Unfortunately, RL trains a behavioral policy which does not expose explicit planning. This is one classic objection to AIXI, often in favor of (the much less rigorously defined) shard theory. So the UAI may still overestimate the level of access we have to model internals.
However, I think that is actually centered around roughly the right level of access. For one thing, we really can train increasingly general (purely) predictive models such as foundation models, which are somewhat analogous to Solomonoff induction. UAI naturally asks what we can usefully do with such models. One option is to run expectimax tree search on top of the predictive model (as in AIXI), but UAI also includes direct policy search and lately a discussion of policy distillation that takes into account the important nonrealizability issues, then patches them with reflective oracles. Also, black-box access to a predictive model is an example of the central, not a minimal level of access that the UAI perspective suggests thinking about. Some UAI safety schemes don't make detailed use of predictions (golden handcuffs, forthcoming) or even forgo access to specific predictions and rely only on some provable high-level properties of the predictor (suicidal AIXI). To be clear, AF researchers can easily point out flaws and limitations of these schemes. But UAI safety research is making theoretical progress which suggests real implementations.

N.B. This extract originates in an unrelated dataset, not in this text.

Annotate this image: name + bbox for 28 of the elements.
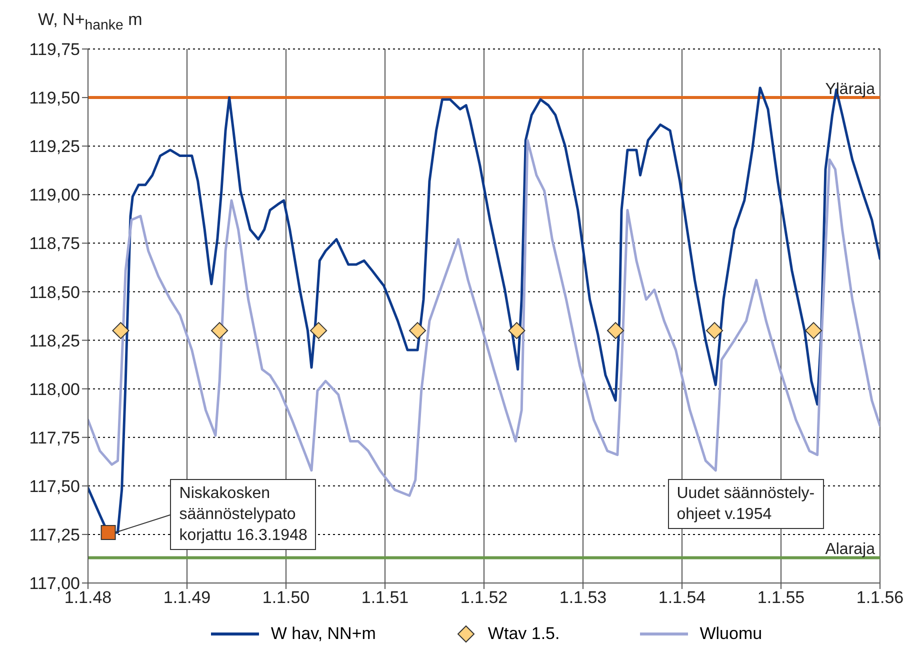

It's useful for safety researchers to have in mind the type of access and affordances that they would like for future ML techniques to expose, but which are at least plausibly achievable. That rules out looking into an alien ontology and reading out a clean object labeled "human values" and many less egregious or more subtle examples of the same mistake. But I don't think it rules out things like exposing a predictive model, approximate inner alignment to an explicit reward signal, or (more ambitiously) high-level architectural features like myopia (try training on only short-term feedback) or pessimism about ambiguity (try OOD detection, perhaps with a mixture of experts model). We should have a plan for designing safe agents, given such engineering/scientific breakthrough (or "miracles"). I think that UAI may also tell us how to get there, by understanding the generalization properties of deep learning. But wherever these breakthroughs come from, UAI can prepare us to take advantage of them.
Conclusion
UAI centers learning and search, which power modern ML. At the same time, the objects of UAI are powerful enough to talk about ASI. For example, the universal distribution is rich enough to express the possibility of very surprising generalization behavior (suggesting malign priors). One of the main (underappreciated) advantages of UAI as a framework for AI safety research is that it allows analysis of AF problems within a setting that closely resembles modern ML. I hope to get more traction from this correspondence soon by implementing practical UAI-inspired safety approaches.